Maurice Béjart disait : « L’art [de la danse] est un grand fleuve qui doit s’écouler sans en oublier la source« . La technique classique n’a cessé d’évoluer depuis 1700, s’épanouissant à travers plusieurs écoles et techniques. Les différentes esthétiques de chorégraphies et d’interprétations traduisent en général l’état des lieux de la danse classique dans l’histoire. École française, école Vaganova, technique Bournonville ou Balanchine… Une attitude en arrière peut être ainsi à angle droit ou plus allongée, les tours à la cheville ou au genou, les bras en couronne au-dessus de la tête ou devant le front. Avec ces simples exemples, plusieurs styles ou méthodes de danse classique s’expriment.

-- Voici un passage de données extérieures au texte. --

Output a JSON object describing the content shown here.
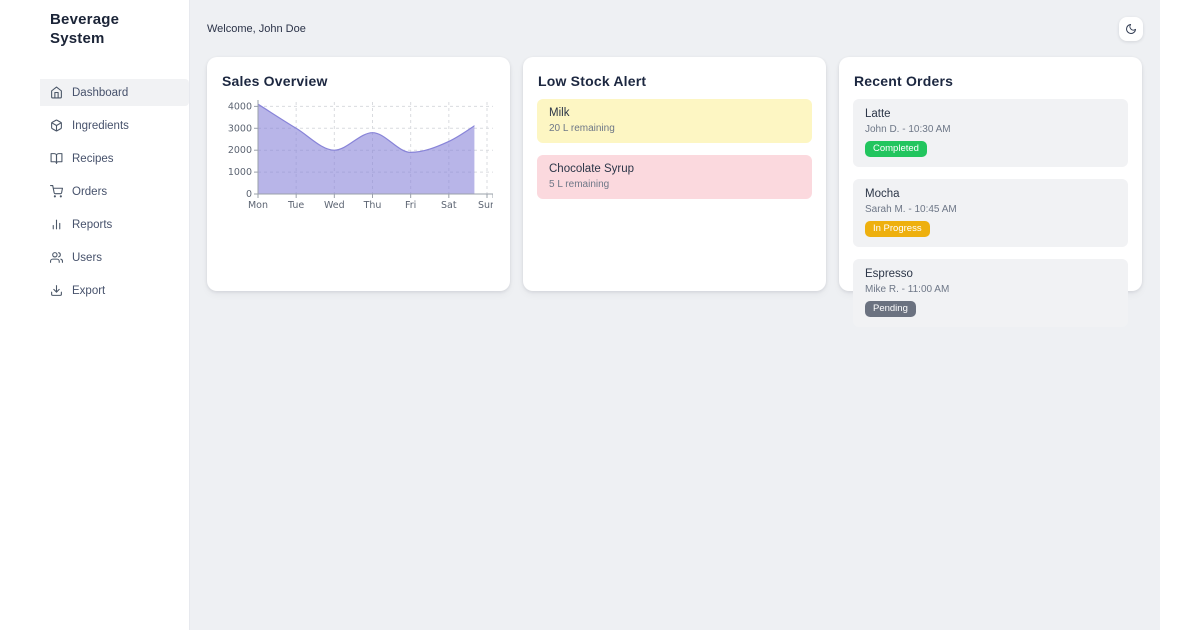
{
  "app": {
    "title": "Beverage System"
  },
  "sidebar": {
    "items": [
      {
        "label": "Dashboard",
        "icon": "home-icon",
        "active": true
      },
      {
        "label": "Ingredients",
        "icon": "package-icon",
        "active": false
      },
      {
        "label": "Recipes",
        "icon": "book-open-icon",
        "active": false
      },
      {
        "label": "Orders",
        "icon": "cart-icon",
        "active": false
      },
      {
        "label": "Reports",
        "icon": "bar-chart-icon",
        "active": false
      },
      {
        "label": "Users",
        "icon": "users-icon",
        "active": false
      },
      {
        "label": "Export",
        "icon": "download-icon",
        "active": false
      }
    ]
  },
  "topbar": {
    "welcome": "Welcome, John Doe",
    "theme_toggle_icon": "moon-icon"
  },
  "cards": {
    "sales_overview": {
      "title": "Sales Overview"
    },
    "low_stock": {
      "title": "Low Stock Alert",
      "items": [
        {
          "name": "Milk",
          "detail": "20 L remaining",
          "severity": "warning",
          "bg": "#fdf6c3"
        },
        {
          "name": "Chocolate Syrup",
          "detail": "5 L remaining",
          "severity": "critical",
          "bg": "#fbd9de"
        }
      ]
    },
    "recent_orders": {
      "title": "Recent Orders",
      "orders": [
        {
          "name": "Latte",
          "meta": "John D. - 10:30 AM",
          "status": "Completed",
          "status_color": "#22c55e"
        },
        {
          "name": "Mocha",
          "meta": "Sarah M. - 10:45 AM",
          "status": "In Progress",
          "status_color": "#eeb00e"
        },
        {
          "name": "Espresso",
          "meta": "Mike R. - 11:00 AM",
          "status": "Pending",
          "status_color": "#6b7280"
        }
      ]
    }
  },
  "chart_data": {
    "type": "area",
    "title": "Sales Overview",
    "categories": [
      "Mon",
      "Tue",
      "Wed",
      "Thu",
      "Fri",
      "Sat",
      "Sun"
    ],
    "values": [
      4100,
      3000,
      2000,
      2800,
      1900,
      2400,
      3500
    ],
    "yticks": [
      0,
      1000,
      2000,
      3000,
      4000
    ],
    "ylim": [
      0,
      4200
    ],
    "xlabel": "",
    "ylabel": "",
    "grid": "dashed",
    "legend": "none",
    "line_color": "#8884d8",
    "fill_color": "#8884d8",
    "fill_opacity": 0.6,
    "area_end_fraction": 0.945
  }
}
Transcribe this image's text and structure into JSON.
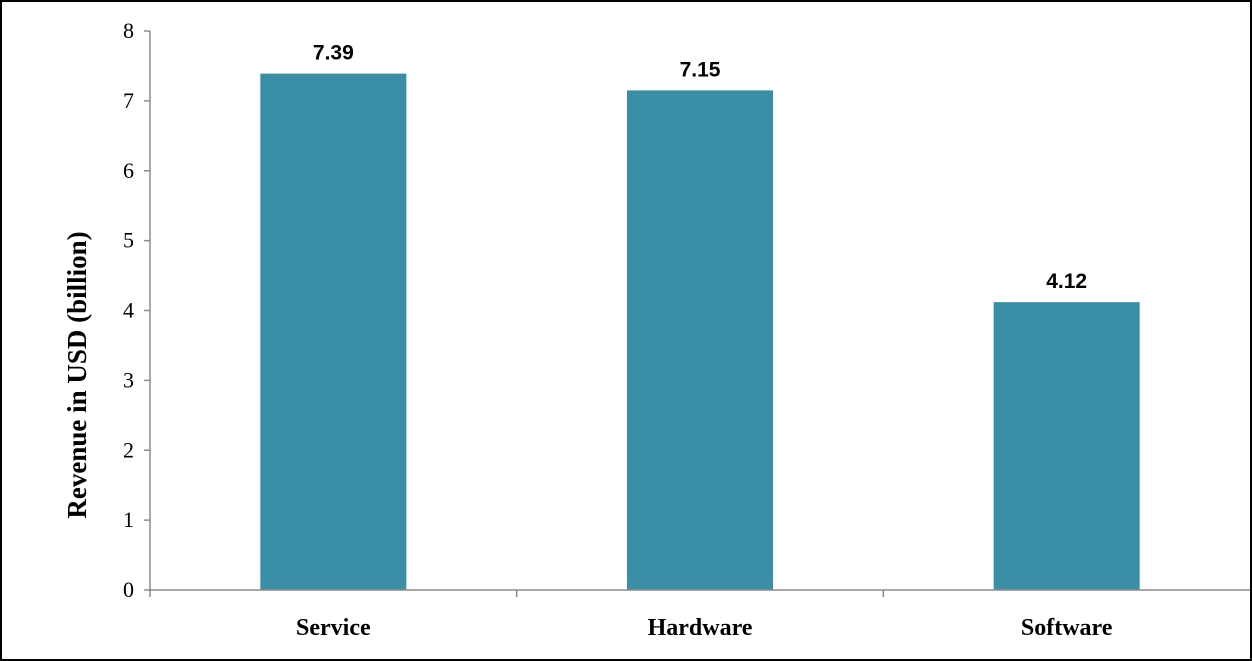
{
  "chart_data": {
    "type": "bar",
    "title": "",
    "xlabel": "",
    "ylabel": "Revenue in USD (billion)",
    "categories": [
      "Service",
      "Hardware",
      "Software"
    ],
    "values": [
      7.39,
      7.15,
      4.12
    ],
    "data_labels": [
      "7.39",
      "7.15",
      "4.12"
    ],
    "ylim": [
      0,
      8
    ],
    "yticks": [
      0,
      1,
      2,
      3,
      4,
      5,
      6,
      7,
      8
    ],
    "grid": false,
    "legend": "none",
    "bar_color": "#3a8fa6"
  }
}
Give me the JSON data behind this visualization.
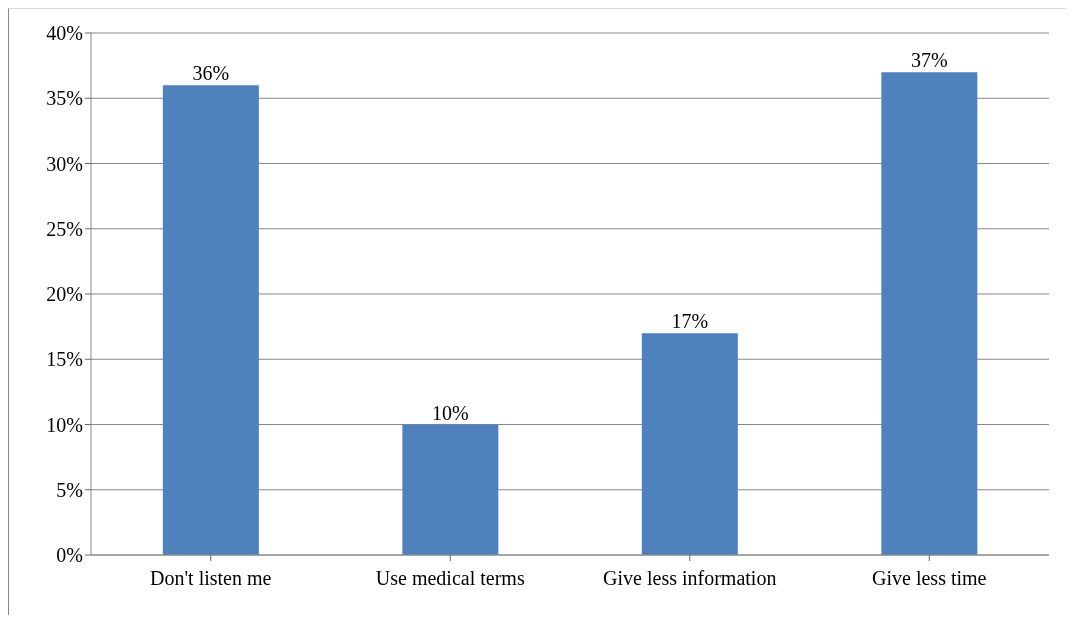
{
  "chart_data": {
    "type": "bar",
    "categories": [
      "Don't listen me",
      "Use medical terms",
      "Give less information",
      "Give less time"
    ],
    "values": [
      36,
      10,
      17,
      37
    ],
    "value_labels": [
      "36%",
      "10%",
      "17%",
      "37%"
    ],
    "color": "#4f81bd",
    "ylim": [
      0,
      40
    ],
    "yticks": [
      {
        "value": 0,
        "label": "0%"
      },
      {
        "value": 5,
        "label": "5%"
      },
      {
        "value": 10,
        "label": "10%"
      },
      {
        "value": 15,
        "label": "15%"
      },
      {
        "value": 20,
        "label": "20%"
      },
      {
        "value": 25,
        "label": "25%"
      },
      {
        "value": 30,
        "label": "30%"
      },
      {
        "value": 35,
        "label": "35%"
      },
      {
        "value": 40,
        "label": "40%"
      }
    ],
    "grid": "y"
  }
}
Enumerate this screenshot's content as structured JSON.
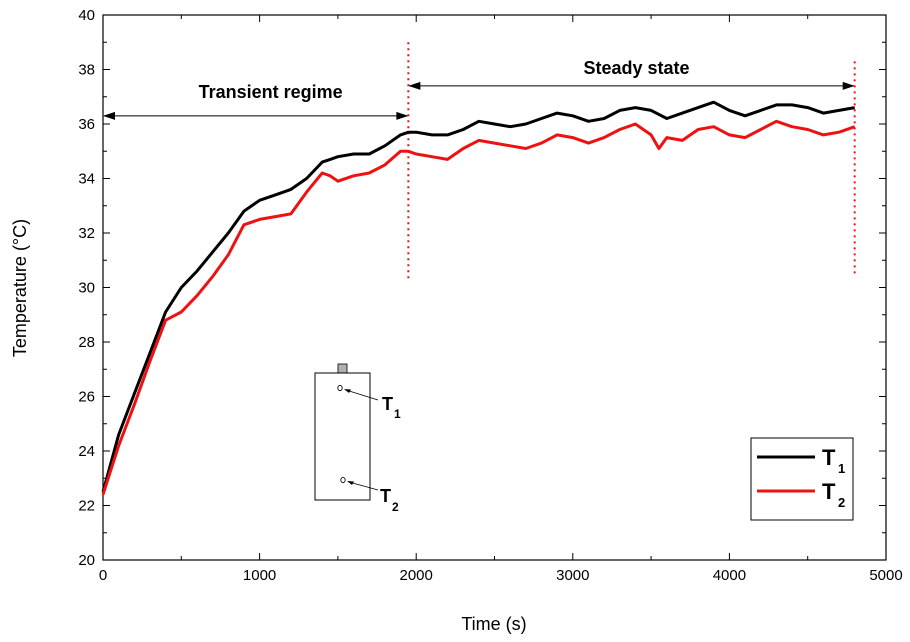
{
  "chart_data": {
    "type": "line",
    "title": "",
    "xlabel": "Time (s)",
    "ylabel": "Temperature (°C)",
    "xlim": [
      0,
      5000
    ],
    "ylim": [
      20,
      40
    ],
    "x_ticks": [
      0,
      1000,
      2000,
      3000,
      4000,
      5000
    ],
    "y_ticks": [
      20,
      22,
      24,
      26,
      28,
      30,
      32,
      34,
      36,
      38,
      40
    ],
    "x_tick_labels": [
      "0",
      "1000",
      "2000",
      "3000",
      "4000",
      "5000"
    ],
    "y_tick_labels": [
      "20",
      "22",
      "24",
      "26",
      "28",
      "30",
      "32",
      "34",
      "36",
      "38",
      "40"
    ],
    "grid": false,
    "legend_position": "bottom-right",
    "series": [
      {
        "name": "T1",
        "legend_main": "T",
        "legend_sub": "1",
        "color": "#000000",
        "x": [
          0,
          100,
          200,
          300,
          400,
          500,
          600,
          700,
          800,
          900,
          1000,
          1100,
          1200,
          1300,
          1400,
          1450,
          1500,
          1600,
          1700,
          1800,
          1900,
          1950,
          2000,
          2100,
          2200,
          2300,
          2400,
          2500,
          2600,
          2700,
          2800,
          2900,
          3000,
          3100,
          3200,
          3300,
          3400,
          3500,
          3600,
          3700,
          3800,
          3900,
          4000,
          4100,
          4200,
          4300,
          4400,
          4500,
          4600,
          4700,
          4800
        ],
        "y": [
          22.5,
          24.6,
          26.1,
          27.6,
          29.1,
          30.0,
          30.6,
          31.3,
          32.0,
          32.8,
          33.2,
          33.4,
          33.6,
          34.0,
          34.6,
          34.7,
          34.8,
          34.9,
          34.9,
          35.2,
          35.6,
          35.7,
          35.7,
          35.6,
          35.6,
          35.8,
          36.1,
          36.0,
          35.9,
          36.0,
          36.2,
          36.4,
          36.3,
          36.1,
          36.2,
          36.5,
          36.6,
          36.5,
          36.2,
          36.4,
          36.6,
          36.8,
          36.5,
          36.3,
          36.5,
          36.7,
          36.7,
          36.6,
          36.4,
          36.5,
          36.6
        ]
      },
      {
        "name": "T2",
        "legend_main": "T",
        "legend_sub": "2",
        "color": "#ee1111",
        "x": [
          0,
          100,
          200,
          300,
          400,
          500,
          600,
          700,
          800,
          900,
          1000,
          1100,
          1200,
          1300,
          1400,
          1450,
          1500,
          1600,
          1700,
          1800,
          1900,
          1950,
          2000,
          2100,
          2200,
          2300,
          2400,
          2500,
          2600,
          2700,
          2800,
          2900,
          3000,
          3100,
          3200,
          3300,
          3400,
          3500,
          3550,
          3600,
          3700,
          3800,
          3900,
          4000,
          4100,
          4200,
          4300,
          4400,
          4500,
          4600,
          4700,
          4800
        ],
        "y": [
          22.4,
          24.2,
          25.7,
          27.3,
          28.8,
          29.1,
          29.7,
          30.4,
          31.2,
          32.3,
          32.5,
          32.6,
          32.7,
          33.5,
          34.2,
          34.1,
          33.9,
          34.1,
          34.2,
          34.5,
          35.0,
          35.0,
          34.9,
          34.8,
          34.7,
          35.1,
          35.4,
          35.3,
          35.2,
          35.1,
          35.3,
          35.6,
          35.5,
          35.3,
          35.5,
          35.8,
          36.0,
          35.6,
          35.1,
          35.5,
          35.4,
          35.8,
          35.9,
          35.6,
          35.5,
          35.8,
          36.1,
          35.9,
          35.8,
          35.6,
          35.7,
          35.9
        ]
      }
    ],
    "annotations": {
      "transient": {
        "text": "Transient regime",
        "x_start": 0,
        "x_end": 1950,
        "y": 36.3
      },
      "steady": {
        "text": "Steady state",
        "x_start": 1950,
        "x_end": 4800,
        "y": 37.4
      },
      "dividers": [
        1950,
        4800
      ],
      "divider_color": "#ee1111"
    },
    "inset": {
      "sensor1_main": "T",
      "sensor1_sub": "1",
      "sensor2_main": "T",
      "sensor2_sub": "2"
    }
  }
}
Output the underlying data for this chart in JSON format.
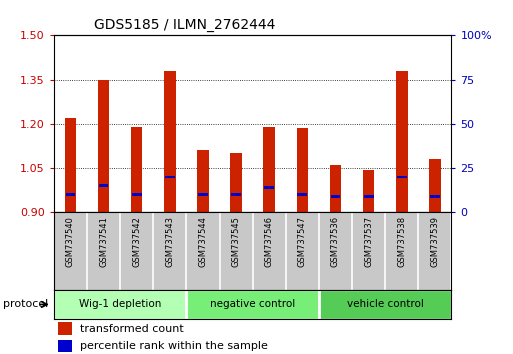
{
  "title": "GDS5185 / ILMN_2762444",
  "samples": [
    "GSM737540",
    "GSM737541",
    "GSM737542",
    "GSM737543",
    "GSM737544",
    "GSM737545",
    "GSM737546",
    "GSM737547",
    "GSM737536",
    "GSM737537",
    "GSM737538",
    "GSM737539"
  ],
  "transformed_count": [
    1.22,
    1.35,
    1.19,
    1.38,
    1.11,
    1.1,
    1.19,
    1.185,
    1.06,
    1.045,
    1.38,
    1.08
  ],
  "percentile_rank": [
    10,
    15,
    10,
    20,
    10,
    10,
    14,
    10,
    9,
    9,
    20,
    9
  ],
  "ylim_left": [
    0.9,
    1.5
  ],
  "ylim_right": [
    0,
    100
  ],
  "yticks_left": [
    0.9,
    1.05,
    1.2,
    1.35,
    1.5
  ],
  "yticks_right": [
    0,
    25,
    50,
    75,
    100
  ],
  "groups": [
    {
      "label": "Wig-1 depletion",
      "indices": [
        0,
        1,
        2,
        3
      ],
      "color": "#b3ffb3"
    },
    {
      "label": "negative control",
      "indices": [
        4,
        5,
        6,
        7
      ],
      "color": "#77ee77"
    },
    {
      "label": "vehicle control",
      "indices": [
        8,
        9,
        10,
        11
      ],
      "color": "#55cc55"
    }
  ],
  "bar_color_red": "#cc2200",
  "bar_color_blue": "#0000cc",
  "bar_width": 0.35,
  "base_value": 0.9,
  "bg_color": "#ffffff",
  "tick_color_left": "#cc0000",
  "tick_color_right": "#0000bb",
  "protocol_label": "protocol",
  "legend1": "transformed count",
  "legend2": "percentile rank within the sample",
  "sample_bg": "#c8c8c8"
}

Les écoles et techniques les plus répandues sont nombreuses. Leur légitimité relève d’une série de particularités transmises jusqu’à ce jour par des écrits, des chorégraphes et des créations, des écoles offrant une pédagogie spécifique et enfin la multiplication de danseur.se.s professionnel.le.s qui forgent un style propre à travers le monde. Comment ces écoles se différencient ? Quelles sont leurs particularités ? Danses avec la plume lance cette saison un nouveau dossier : ÉcoleS de Danse. Chaque mois, nous nous pencherons sur un pas ou un aspect de la technique (une arabesque, le travail des bras…) et verrons comment il est exécuté à travers ces différentes écoles. Pour démarrer, place d’abord à un petit récapitulatif des grandes écoles et techniques de danse classique dans le monde.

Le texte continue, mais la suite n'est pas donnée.